These of course go really well with Refried Beans, Ensalada de Col, Red Rice, Chocolate Chilli, or Black Bean Chilli, sour cream, cheese and, oh, anything else that would make a good burrito or enchilada. You can make the dough well in advance and refrigerate before you're ready to use it.
3⅓ cups (460g) white flour
1 tsp salt
1 tsp baking powder
⅓ cup (67g) neutral vegetable oil or lard
Up to 1 cup warm water
- Combine the dry ingredients, then make a well in the center and add the oil and up to ¾ of the water. Stir well until all dry ingredients are incorporated and the dough begins to come together to form a shaggy ball. Add some more water if it seems like it isn't sticking together.

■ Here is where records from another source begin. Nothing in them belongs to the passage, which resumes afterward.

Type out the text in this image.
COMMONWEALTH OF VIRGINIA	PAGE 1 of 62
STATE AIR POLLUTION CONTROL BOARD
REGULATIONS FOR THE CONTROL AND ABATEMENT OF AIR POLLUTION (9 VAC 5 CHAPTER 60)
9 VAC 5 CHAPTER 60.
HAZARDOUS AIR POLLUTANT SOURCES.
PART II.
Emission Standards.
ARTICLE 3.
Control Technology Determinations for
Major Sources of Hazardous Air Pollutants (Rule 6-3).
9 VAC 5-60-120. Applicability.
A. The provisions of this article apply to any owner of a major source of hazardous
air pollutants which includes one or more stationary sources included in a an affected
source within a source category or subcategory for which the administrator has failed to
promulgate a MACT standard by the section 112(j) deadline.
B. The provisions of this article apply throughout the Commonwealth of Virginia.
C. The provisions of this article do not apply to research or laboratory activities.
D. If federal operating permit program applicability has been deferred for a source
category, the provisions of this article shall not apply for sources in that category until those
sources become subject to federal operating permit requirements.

- Turn dough out onto a lightly floured work surface and knead for 1 to 2 minutes or until the dough is nice and smooth.
- Divide into 16 equal portions (about 50gr) and form each piece into a ball. Cover with a clean kitchen towel and allow to rest for at least 15 minutes (or as much as 2 hours).
- When ready to cook the dough, heat a large pan over medium heat.
- On a floured surface roll each dough piece into a rough circle, about 7 to 8" inches in diameter (don’t stack uncooked tortillas on top of each other or they will stick together).
- When the pan is hot, place one dough circle into the pan and allow to cook 45 seconds to 1 minute or until the bottom surface has a few pale brown spots and the uncooked surface is bubbly. If browning too fast, reduce the heat a bit. If it’s taking longer than a minute to see a few pale golden brown spots on the underside of tortillas, increase the heat a bit. Flip to other side and cook for 15-20 seconds. The tortillas should be nice and soft but have a few small brown spots on the surface. Sometimes they will puff up, don't worry, they'll be delicious.
- Cover with a towel and keep warm until ready to serve. Easily saved and re-heated on a dry pan until soft again.